Kate Atkinson’s “Emotionally Weird” (Amazon link link, Powells link) is another bookclub selection, and is perhaps not the easiest book to write about. As befits the title, the entire book is weird both in plot and in construction, and at times feels a little over-clever, as if parts were introduced as some sort of game the author plays with the readers. To me the book was worth reading, but if you look at the reviews on Amazon, you’ll see a lot of people disagree (everything from 1 to 5 stars).
Effie, the central character (I’m not sure whether she really fulfills the requirements of the word “heroine”, since she mostly is catapulted into situations rather than taking charge of anything) is a student at the University of Dundee in the early 1970s. Effie’s family circumstances are mysterious, she has no idea who her father is, she and her mother Nora spent her childhood moving from small town to small town, and she finds the solution to the mystery once she and her mother spend some time together on a remote Scottish island.

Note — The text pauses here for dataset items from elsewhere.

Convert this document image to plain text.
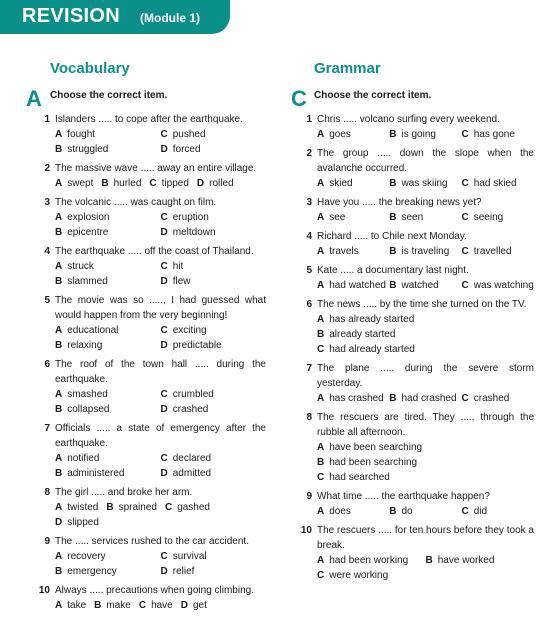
REVISION (Module 1)
Vocabulary	Grammar
A Choose the correct item.	C Choose the correct item.
1 Islanders ..... to cope after the earthquake.
A fought	C pushed
B struggled	D forced
2 The massive wave ..... away an entire village.
A swept B hurled C tipped D rolled
3 The volcanic ..... was caught on film.
A explosion	C eruption
B epicentre	D meltdown
4 The earthquake ..... off the coast of Thailand.
A struck	C hit
B slammed	D flew
5 The movie was so ....., I had guessed what would happen from the very beginning!
A educational	C exciting
B relaxing	D predictable
6 The roof of the town hall ..... during the earthquake.
A smashed	C crumbled
B collapsed	D crashed
7 Officials ..... a state of emergency after the earthquake.
A notified	C declared
B administered	D admitted
8 The girl ..... and broke her arm.
A twisted B sprained C gashed
D slipped
9 The ..... services rushed to the car accident.
A recovery	C survival
B emergency	D relief
10 Always ..... precautions when going climbing.
A take B make C have D get
1 Chris ..... volcano surfing every weekend.
A goes	B is going	C has gone
2 The group ..... down the slope when the avalanche occurred.
A skied	B was skiing C had skied
3 Have you ..... the breaking news yet?
A see	B seen	C seeing
4 Richard ..... to Chile next Monday.
A travels	B is traveling C travelled
5 Kate ..... a documentary last night.
A had watched B watched C was watching
6 The news ..... by the time she turned on the TV.
A has already started
B already started
C had already started
7 The plane ..... during the severe storm yesterday.
A has crashed B had crashed C crashed
8 The rescuers are tired. They ..... through the rubble all afternoon.
A have been searching
B had been searching
C had searched
9 What time ..... the earthquake happen?
A does	B do	C did
10 The rescuers ..... for ten hours before they took a break.
A had been working B have worked
C were working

The book is constructed as interleaved passages of talks between Effie and Nora, and the narration of Effie’s life at the university. The plethora of characters is distracting; it’s hard to tell who will be important to the plot, and who is simply functioning as the classical mystery red herring (the yellow dog mentioned on the dustjacket being one good example). Nora sums it up when she says there are too many minor characters and also complains about the lack of plot (Effie: “not necessary in this post-modern day and age”). But of course there is a plot, a plot about who Effie’s mother is (opening line: “My mother is a virgin.” and later on “my mother is not my mother”), who her father is, how all these threads may or may not interconnect.
The descriptions of university life and students in the 1970s, when it was much easier to get into university and many people felt no obligation to actually do any work once there, are biting and have the ring of truth. The pomposity and self-righteousness that seems to inhabit many universities, the tendency of ivory towers to find things important that make no sense to outsiders, are described and lampooned. The conversational style also helps with this as it allows lots of room for “exaggeration for effect”. In fact much of the time I found myself wondering how much was truth, how much exaggeration for effect, and how much outright lies in Effie’s narrative. Most of the apparent contradictions were resolved by the end of the book, the others were not of major importance to the plot. As an example, I never did quite figure out the plotline with the yellow dogs, but that was probably because I didn’t put much effort into it.
The bookclub members enjoyed the book, not great literature, but a fun read with some satisfyingly weird twists and turns. One of our better picks, I think.